Öncelikle; Gelir Vergisi mükellefleri açısından durum açık olup; bütün ticari, zirai ve serbest meslek kapsamında mükellef olan gerçek kişiler mücbir sebep haline girmektedir. Kurumlar Vergisi mükellefleri açısından ise; sadece ana faaliyet konusu yukarıda belirtilen sektörlerden birinde olan mükellefler ile İçişleri Bakanlığı tarafından faaliyeti durdurulan sektörlerde bulunan mükellefler mücbir sebep hali kapsamdadır. Vergi Daireleri kendisinde kayıtlı olan faaliyet koduna göre sistem üzerinden otomatik olarak mükelleflerin mücbir sebep hallerini tanımlamaktadır.
VERGİ DAİRESİ SİSTEMİNDE MÜCBİR SEBEP HALİ KAPSAMINDA GÖZÜKMEYEN MÜKELLEFLER NE YAPMALI?
Uygulamada mükelleflerin fiili faaliyet konusu ile vergi dairelerine bildirilmiş olan faaliyet konusu farklılık arz edebilmektedir. Ayrıca, bir mükellef çoğu zaman aynı tüzel kişilik altında birden çok alanda faaliyette de bulunabilmektedir. Bu gibi durumlarda faaliyet konusu itibariyle mücbir sebep hali kapsamında olmakla birlikte otomatik tanımlamada bu kapsamda değerlendirilmeyen mükellefler bulunabilmektedir.

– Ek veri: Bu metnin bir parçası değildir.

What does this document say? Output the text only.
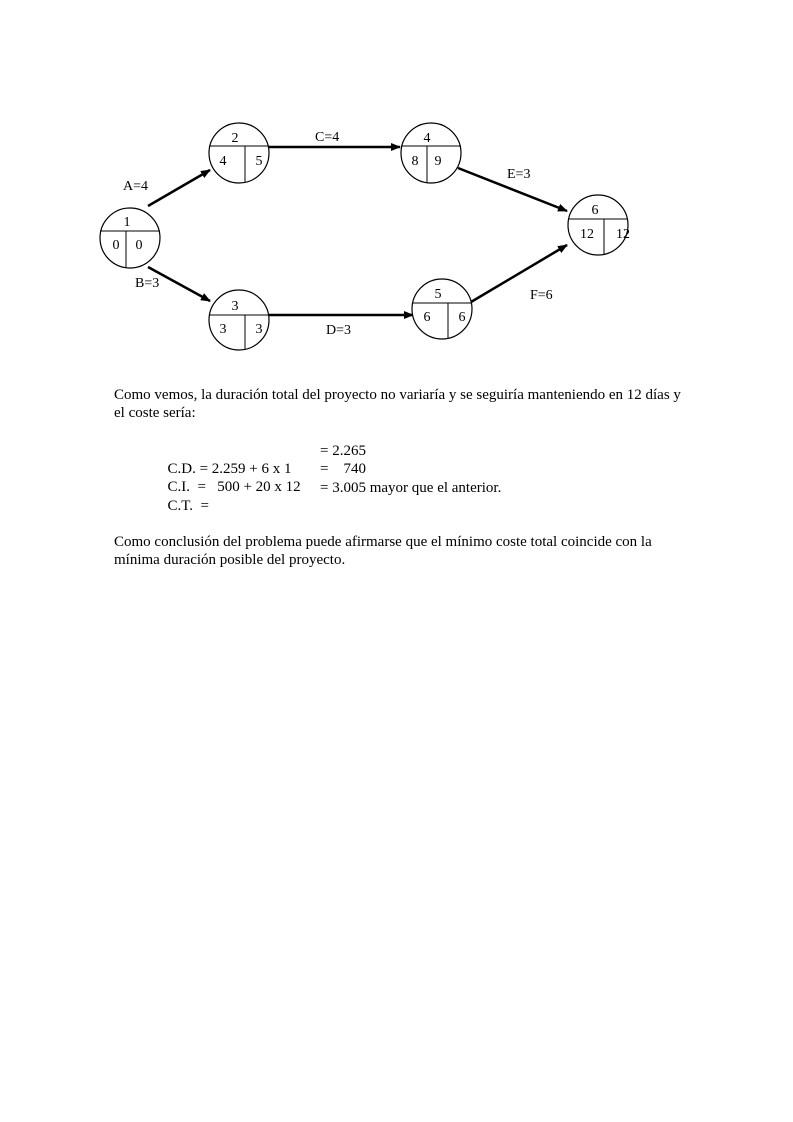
A=4
B=3
C=4
D=3
E=3
F=6
1
0 0
2
4 5
3
3 3
4
8 9
5
6 6
6
12 12

Como vemos, la duración total del proyecto no variaría y se seguiría manteniendo en 12 días y el coste sería:

C.D. = 2.259 + 6 x 1

= 2.265

C.I.  =   500 + 20 x 12

=    740

C.T.  =

= 3.005 mayor que el anterior.

Como conclusión del problema puede afirmarse que el mínimo coste total coincide con la mínima duración posible del proyecto.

Bu nedenle, ana faaliyet konusunun mücbir sebep hali kapsamında değerlendirilen faaliyetler arasında olduğunu düşünen mükellefler öncelikle mutlaka internet vergi dairesi üzerinden mücbir sebep durumları için sorgulama yapmalıdırlar.Tebliğ kapsamında olup sistemde yapılan sorgulama sonucunda mücbir sebep hali içerisinde gözükmeyen mükellefler ise hak kaybına uğramamak için mutlaka bağlı oldukları vergi dairesine ana faaliyet konusu olan sektörü bir dilekçe açıklayıp kendisini mücbir sebep hali kapsamına aldırması gerekmektedir.
MÜCBİR SEBEP KAPSAMINDA OLANLARA SAĞLANAN DESTEKLER?
Öncelikle, bu Mükelleflerin; isan, mayıs, haziran aylarında verilecek ve ödenecek olan Muhtasar Beyannameler (Muhtasar ve Prim Hizmet Beyannameleri dâhil) ve Katma Değer Vergisi Beyannameleri ile bu aylara ait ‘Form Ba-Bs’ bildirimleri ve e-Defterlerin ‘Elektronik Defter Beratları’nın yüklenme süreleri sıra ile temmuz, ağustos ve eylül aylarına, bu beyannamelere istinaden tahakkuk eden vergilerin ödeme sürelerinin ise yine sırası ile ekim, kasım ve aralık aylarına ertelenmiştir.
Ayrıca, kısa çalışma ödeneği ve finansal destek paketlerinden öncelikle mücbir sebep kapsamında olan mükelleflerin yararlanmasının beklenmesi de doğru bir yaklaşım olacaktır.”